(Moscow) – A devastating and daring Ukrainian drone assault has rocked Russia’s strategic military infrastructure, with dozens of long-range nuclear-capable bombers either destroyed or damaged in what analysts are calling Ukraine’s most successful military operation since the war began.
According to Open Source Intelligence analysts, at least 13 Russian strategic bombers were completely destroyed at bases across the Murmansk, Irkutsk, Ryazan and Ivanovo regions. Ukrainian intelligence sources say up to 40 aircraft in total were hit. If accurate, this could mean the loss of up to one third of Russia’s nuclear-capable aviation fleet, a critical component of its military deterrent.
Some of the aircraft destroyed, including the ageing but heavily relied-upon Tu-95 and Tu-160 bombers, are irreplaceable due to discontinued production. Experts say this could severely impair Russia’s long-range strike capabilities for years.
In monetary terms, estimates suggest this operation may have inflicted damage worth more than £4.7 billion (USD 6 billion), considering the strategic importance and replacement costs of such aircraft.
The world waited for a statement, a directive, or even a televised address. But instead, the Russian dictator, 72-year-old Vladimir Putin, vanished from the public eye. There was no address to the nation, no military orders, not even an acknowledgment of the strikes.
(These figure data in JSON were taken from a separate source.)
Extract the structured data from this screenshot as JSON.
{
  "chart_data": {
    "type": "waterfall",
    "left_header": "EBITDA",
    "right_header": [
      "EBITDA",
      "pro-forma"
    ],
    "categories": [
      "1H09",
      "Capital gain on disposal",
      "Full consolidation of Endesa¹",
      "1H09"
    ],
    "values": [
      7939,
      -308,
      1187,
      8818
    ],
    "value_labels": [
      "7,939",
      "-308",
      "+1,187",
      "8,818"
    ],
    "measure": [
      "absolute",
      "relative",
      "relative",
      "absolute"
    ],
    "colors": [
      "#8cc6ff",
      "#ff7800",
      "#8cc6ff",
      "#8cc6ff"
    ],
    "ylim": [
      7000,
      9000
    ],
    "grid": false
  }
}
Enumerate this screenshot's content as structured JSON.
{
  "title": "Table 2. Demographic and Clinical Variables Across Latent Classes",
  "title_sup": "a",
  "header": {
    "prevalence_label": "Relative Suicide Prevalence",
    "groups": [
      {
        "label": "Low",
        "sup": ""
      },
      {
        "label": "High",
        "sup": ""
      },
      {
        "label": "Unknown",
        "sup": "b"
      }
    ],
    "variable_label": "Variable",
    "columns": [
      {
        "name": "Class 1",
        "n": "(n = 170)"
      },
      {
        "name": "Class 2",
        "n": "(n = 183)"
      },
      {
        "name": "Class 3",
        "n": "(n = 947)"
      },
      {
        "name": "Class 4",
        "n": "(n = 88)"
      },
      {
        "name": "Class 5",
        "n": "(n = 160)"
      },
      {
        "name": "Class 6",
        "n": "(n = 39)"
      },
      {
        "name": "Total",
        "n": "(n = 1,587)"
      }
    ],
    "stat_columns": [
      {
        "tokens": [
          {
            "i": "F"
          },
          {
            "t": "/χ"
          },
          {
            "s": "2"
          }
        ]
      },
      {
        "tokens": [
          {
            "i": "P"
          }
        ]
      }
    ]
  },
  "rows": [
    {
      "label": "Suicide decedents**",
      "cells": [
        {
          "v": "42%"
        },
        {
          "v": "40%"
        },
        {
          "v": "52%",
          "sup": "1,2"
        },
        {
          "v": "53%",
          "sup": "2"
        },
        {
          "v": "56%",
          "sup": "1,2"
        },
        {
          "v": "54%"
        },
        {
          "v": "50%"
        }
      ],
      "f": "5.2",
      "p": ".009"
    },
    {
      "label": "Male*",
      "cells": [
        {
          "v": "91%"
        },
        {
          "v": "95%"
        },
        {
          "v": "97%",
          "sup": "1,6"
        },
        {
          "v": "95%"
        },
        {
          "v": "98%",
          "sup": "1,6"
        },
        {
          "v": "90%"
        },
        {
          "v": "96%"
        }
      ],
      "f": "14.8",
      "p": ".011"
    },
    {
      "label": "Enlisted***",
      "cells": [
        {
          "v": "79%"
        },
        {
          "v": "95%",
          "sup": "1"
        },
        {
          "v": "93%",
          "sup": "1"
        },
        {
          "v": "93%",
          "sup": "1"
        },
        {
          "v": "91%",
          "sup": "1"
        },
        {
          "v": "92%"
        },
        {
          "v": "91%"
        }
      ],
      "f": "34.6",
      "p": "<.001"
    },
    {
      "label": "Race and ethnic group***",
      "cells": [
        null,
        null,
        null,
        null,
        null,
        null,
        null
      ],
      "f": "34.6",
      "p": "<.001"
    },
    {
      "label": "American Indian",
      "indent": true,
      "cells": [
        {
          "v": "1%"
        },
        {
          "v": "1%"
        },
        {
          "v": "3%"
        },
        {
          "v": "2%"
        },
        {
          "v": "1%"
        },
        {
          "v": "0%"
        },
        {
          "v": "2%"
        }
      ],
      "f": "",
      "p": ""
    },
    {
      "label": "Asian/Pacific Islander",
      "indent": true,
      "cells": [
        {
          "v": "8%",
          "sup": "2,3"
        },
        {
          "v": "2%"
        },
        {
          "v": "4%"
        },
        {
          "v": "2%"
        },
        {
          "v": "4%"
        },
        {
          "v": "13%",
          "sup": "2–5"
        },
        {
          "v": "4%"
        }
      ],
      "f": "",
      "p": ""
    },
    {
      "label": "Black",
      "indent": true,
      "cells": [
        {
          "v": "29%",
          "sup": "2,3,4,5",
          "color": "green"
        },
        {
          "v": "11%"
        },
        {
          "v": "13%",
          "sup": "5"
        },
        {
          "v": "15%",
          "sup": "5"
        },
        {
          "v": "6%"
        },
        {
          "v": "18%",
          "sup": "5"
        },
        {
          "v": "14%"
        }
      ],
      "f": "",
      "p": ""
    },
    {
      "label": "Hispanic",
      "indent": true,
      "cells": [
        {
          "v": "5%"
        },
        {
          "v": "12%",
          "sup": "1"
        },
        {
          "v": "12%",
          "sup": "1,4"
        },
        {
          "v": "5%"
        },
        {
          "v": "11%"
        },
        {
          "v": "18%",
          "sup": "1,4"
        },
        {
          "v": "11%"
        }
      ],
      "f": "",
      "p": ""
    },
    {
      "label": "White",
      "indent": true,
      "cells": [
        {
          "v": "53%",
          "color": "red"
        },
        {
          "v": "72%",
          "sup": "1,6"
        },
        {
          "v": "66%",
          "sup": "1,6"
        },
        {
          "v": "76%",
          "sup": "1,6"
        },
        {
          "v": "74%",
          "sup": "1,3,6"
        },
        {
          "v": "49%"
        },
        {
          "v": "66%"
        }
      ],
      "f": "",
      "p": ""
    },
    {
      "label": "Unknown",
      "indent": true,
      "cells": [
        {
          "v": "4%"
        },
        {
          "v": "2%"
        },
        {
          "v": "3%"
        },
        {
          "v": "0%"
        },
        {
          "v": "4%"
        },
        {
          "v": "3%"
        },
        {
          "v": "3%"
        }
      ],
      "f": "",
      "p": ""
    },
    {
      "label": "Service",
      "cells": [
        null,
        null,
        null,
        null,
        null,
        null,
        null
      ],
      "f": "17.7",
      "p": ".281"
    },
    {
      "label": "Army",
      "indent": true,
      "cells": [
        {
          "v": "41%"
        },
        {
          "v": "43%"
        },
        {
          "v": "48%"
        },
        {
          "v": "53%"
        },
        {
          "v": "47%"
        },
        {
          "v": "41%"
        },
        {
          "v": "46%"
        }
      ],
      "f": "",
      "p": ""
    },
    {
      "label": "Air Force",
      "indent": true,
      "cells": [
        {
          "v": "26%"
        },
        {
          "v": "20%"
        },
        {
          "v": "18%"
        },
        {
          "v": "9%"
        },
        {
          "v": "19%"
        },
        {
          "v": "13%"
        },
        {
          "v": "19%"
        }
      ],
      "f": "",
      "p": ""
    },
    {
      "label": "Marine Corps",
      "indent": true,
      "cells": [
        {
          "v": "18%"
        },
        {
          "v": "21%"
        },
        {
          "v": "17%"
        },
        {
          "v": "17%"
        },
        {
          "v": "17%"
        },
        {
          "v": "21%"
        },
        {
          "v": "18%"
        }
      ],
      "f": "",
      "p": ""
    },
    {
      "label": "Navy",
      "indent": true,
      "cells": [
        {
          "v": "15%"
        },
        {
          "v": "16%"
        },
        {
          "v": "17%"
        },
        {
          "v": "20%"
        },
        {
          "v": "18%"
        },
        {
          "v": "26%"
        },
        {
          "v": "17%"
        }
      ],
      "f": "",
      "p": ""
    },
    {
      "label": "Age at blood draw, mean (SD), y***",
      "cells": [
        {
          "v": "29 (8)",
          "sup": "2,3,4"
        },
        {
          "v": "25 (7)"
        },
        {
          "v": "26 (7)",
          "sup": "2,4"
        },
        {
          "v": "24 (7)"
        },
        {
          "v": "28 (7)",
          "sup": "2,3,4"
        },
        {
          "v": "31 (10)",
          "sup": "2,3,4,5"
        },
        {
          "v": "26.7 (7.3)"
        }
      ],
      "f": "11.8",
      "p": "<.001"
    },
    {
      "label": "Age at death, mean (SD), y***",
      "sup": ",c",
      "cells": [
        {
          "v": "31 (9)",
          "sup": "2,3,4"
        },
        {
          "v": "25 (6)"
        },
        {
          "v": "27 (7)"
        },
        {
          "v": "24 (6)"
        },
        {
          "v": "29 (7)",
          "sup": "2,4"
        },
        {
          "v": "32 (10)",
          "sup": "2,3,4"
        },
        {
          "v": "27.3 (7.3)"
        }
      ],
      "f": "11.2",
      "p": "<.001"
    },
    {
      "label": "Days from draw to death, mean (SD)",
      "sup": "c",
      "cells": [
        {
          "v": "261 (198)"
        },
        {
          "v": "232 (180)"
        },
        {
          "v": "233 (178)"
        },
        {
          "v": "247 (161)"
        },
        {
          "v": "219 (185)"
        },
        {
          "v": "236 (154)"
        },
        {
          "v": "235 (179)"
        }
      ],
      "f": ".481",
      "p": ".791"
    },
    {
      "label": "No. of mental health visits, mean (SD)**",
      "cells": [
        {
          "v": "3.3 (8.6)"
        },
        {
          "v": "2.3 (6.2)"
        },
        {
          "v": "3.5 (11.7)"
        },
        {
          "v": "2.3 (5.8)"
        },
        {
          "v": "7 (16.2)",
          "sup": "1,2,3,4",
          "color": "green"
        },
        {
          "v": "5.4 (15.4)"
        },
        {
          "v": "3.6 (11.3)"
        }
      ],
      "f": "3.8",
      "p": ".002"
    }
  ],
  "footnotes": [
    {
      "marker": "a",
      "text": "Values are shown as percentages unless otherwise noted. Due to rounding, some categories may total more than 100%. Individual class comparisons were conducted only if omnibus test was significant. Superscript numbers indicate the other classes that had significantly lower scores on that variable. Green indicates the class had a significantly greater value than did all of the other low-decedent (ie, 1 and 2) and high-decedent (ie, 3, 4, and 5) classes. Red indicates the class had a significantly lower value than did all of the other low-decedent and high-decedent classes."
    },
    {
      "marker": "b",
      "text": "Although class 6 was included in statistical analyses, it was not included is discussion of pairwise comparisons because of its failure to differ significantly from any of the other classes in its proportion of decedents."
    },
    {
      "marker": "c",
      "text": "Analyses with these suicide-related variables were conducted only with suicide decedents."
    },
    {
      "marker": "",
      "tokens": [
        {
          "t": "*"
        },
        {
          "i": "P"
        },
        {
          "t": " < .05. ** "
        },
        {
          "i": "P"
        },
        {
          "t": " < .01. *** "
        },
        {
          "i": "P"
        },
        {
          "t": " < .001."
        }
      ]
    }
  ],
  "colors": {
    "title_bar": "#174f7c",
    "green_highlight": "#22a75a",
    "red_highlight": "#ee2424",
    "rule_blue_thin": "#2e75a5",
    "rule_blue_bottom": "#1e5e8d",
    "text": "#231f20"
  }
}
Instead, he appeared two days later to mark the anniversary of the Baikonur Cosmodrome—without mentioning the airbase attacks or the collapsing bridges in the Bryansk and Kursk regions that left seven dead and hundreds injured.
The silence was deafening.
While Ukrainian President Volodymyr Zelensky reacted promptly and decisively to the events of the weekend, the Kremlin offered nothing but silence. Even Dmitry Medvedev, usually quick to issue nuclear threats on Telegram, remained uncharacteristically mute. Russia’s Defence Ministry merely referred to “aircraft fires” in a single sentence, and state media moved swiftly to other topics, such as national holidays and the weather.
Phillips O’Brien, a professor of strategic studies, called the strikes “the most remarkable and successful operation of the Ukrainian Armed Forces in the entire war.” He described it as a stunning blow to Russia’s nuclear triad—a reference to its land, sea and air-based delivery systems for nuclear warheads.
According to SIPRI, strategic aviation accounts for 580 of Russia’s 2,673 nuclear warheads, meaning nearly a quarter of Russia’s nuclear strike force could be compromised.
Observers say any functioning democracy would have seen its leader take immediate public responsibility, reassure citizens, and outline next steps. Instead, Putin, long obsessed with projecting power, shrank from view like a man defeated. Some speculate this silence is an effort to avoid admitting to Russians just how bad the war truly is.
Federal TV channels like Channel One and Russia 1 devoted less than 40 seconds to the largest drone attack on Russian military assets in the history of the war. The state response was denial.
Ukraine’s SBU security service, under the command of Vasyl Maliuk, has been behind many of these precision strikes, including sabotage operations on bridges, the Crimean Kerch Bridge, Russian oil refineries and even intelligence-led assassinations of Kremlin-linked figures.
With over 90 Russian spy networks dismantled between 2023 and 2024, and a record of unmanned drone operations crippling Moscow’s Black Sea and air dominance, Maliuk’s SBU has proven a thorn in the Kremlin’s side.